Source [Design] | Year of publication | Participants (Location) | Participants n | Participant response rate | Participant characteristics | Data collection method | Study question |
---|---|---|---|---|---|---|---|
Holmes et al [MM]10 | 2010 | Paediatricians (Southern University paediatric department US) | 4 | 100% | Physicians: 2 female, 2 male, all white. Parents 85% female, 85% white, and 11% African American | Audiotapes of 80 parent visits | Is there a relationship between paediatrician SD and parent satisfaction? |
McDaniel et al [MM]5 | 2007 | Primary care physicians (Rochester, NY, US) | 100 | 34% | Mean age 45 years, 77% male, 47% family medicine, 53% internal medicine, 76% group practice, 68% urban/suburban | Audiotapes of 113 standardised patient visits. Coding agreed by consensus | What are the antecedents, delivery, and effects of SD in primary care visits? |
Beach et al [MM]9 | 2004 | Primary care physicians and surgeons (Colorado and Oregon, US) | 125 physicians: 66 surgeons (general and orthopaedic) 59 primary care (general internist and family physicians) | Surgeons 89% and primary care 74% Patients 80% | Physicians: graduated 13 years, white, 94% male, 93% in practice 18 years Patients: >18 years, English-speaking, not distressed; white 86%, female 57%, age 53 years, 27% college graduated | Audiotapes of, 265 patient visits. Analysis coder reliability 0.94 | What do physicians disclose about themselves to patients? Not designed as a study on SD |
Beach et al [CS]8 | 2004 | As Beach et al above | As Beach et al above | As Beach et al above | As Beach et al above | As above but with patient completed surveys | Is physician SD related to patient evaluation of office visits?
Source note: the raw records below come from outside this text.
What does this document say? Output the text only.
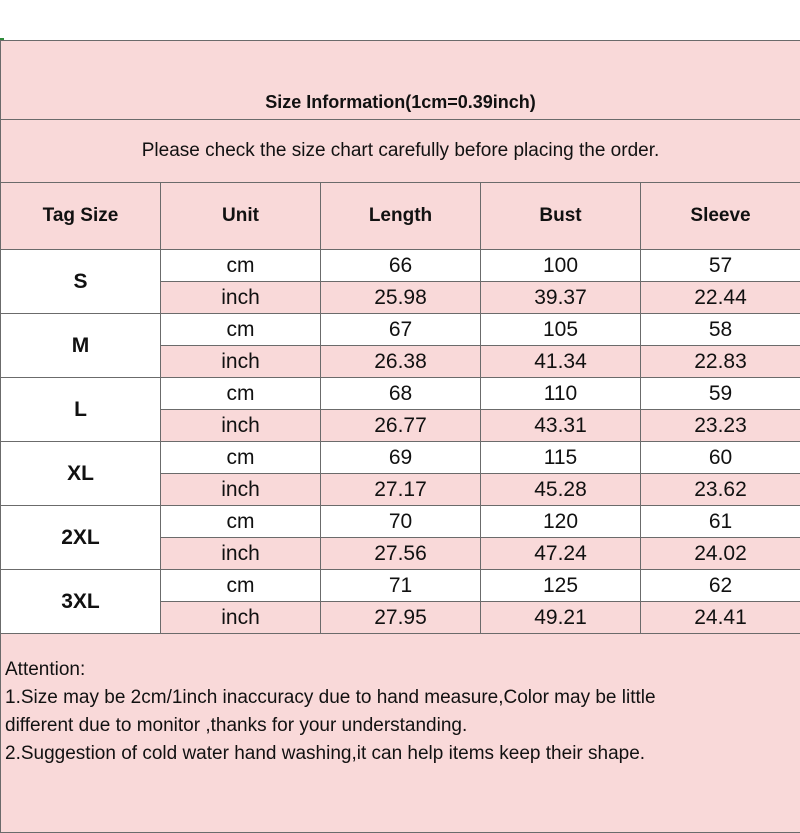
Size Information(1cm=0.39inch)				
Please check the size chart carefully before placing the order.				
Tag Size	Unit	Length	Bust	Sleeve
S	cm	66	100	57
	inch	25.98	39.37	22.44
M	cm	67	105	58
	inch	26.38	41.34	22.83
L	cm	68	110	59
	inch	26.77	43.31	23.23
XL	cm	69	115	60
	inch	27.17	45.28	23.62
2XL	cm	70	120	61
	inch	27.56	47.24	24.02
3XL	cm	71	125	62
	inch	27.95	49.21	24.41

Attention:
1.Size may be 2cm/1inch inaccuracy due to hand measure,Color may be little
different due to monitor ,thanks for your understanding.
2.Suggestion of cold water hand washing,it can help items keep their shape.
Not designed as a study on SD |
Allen et al [Q]11 | 2015 | GPs (Auckland, New Zealand) | 16 | 33% | 8 female | Audiotapes on SD. Coding by consensus | What are your views on SD? |
Malterud et al [Q]7 | 2009 | GPs (Norway) | 12 | 100% | Physicians: 5 males, 7 females; aged 30–68 years; Experience 1–39 years | Audiotapes of two 90-minute group discussions with participants. No reliability assessment | What are the conditions in which disclosure of a doctor’s vulnerability is beneficial to patients? |
Malterud and Hollnagel [Q]6 | 2005 | GPs, psychologists, sociologists/patients (Denmark) | 7 GPs/psychologists, 2 sociologists; either as clinicians or their own patient experience | 100% | Physicians: 2 males, 7 females; aged 36–61 years. | Memory stories and audiotapes of group discussions. No reliability assessment | How can exposing doctor’s vulnerability be of benefit to patients? |
Candib [Q]3 | 1987 | Experienced family physicians known to the author, (UK) | N/R | N/R | Most family physicians, varied ages, substantial practice experience | Conversations with participants by the author wherever the participants could be approached | What do doctors share with patients and what are the implications of such disclosures for the relationship? |
CS = cross sectional. MM = mixed methods. N/R = not reported. Q = qualitative. SD = physician self-disclosure. Coders refers to those analysing the audiotranscripts.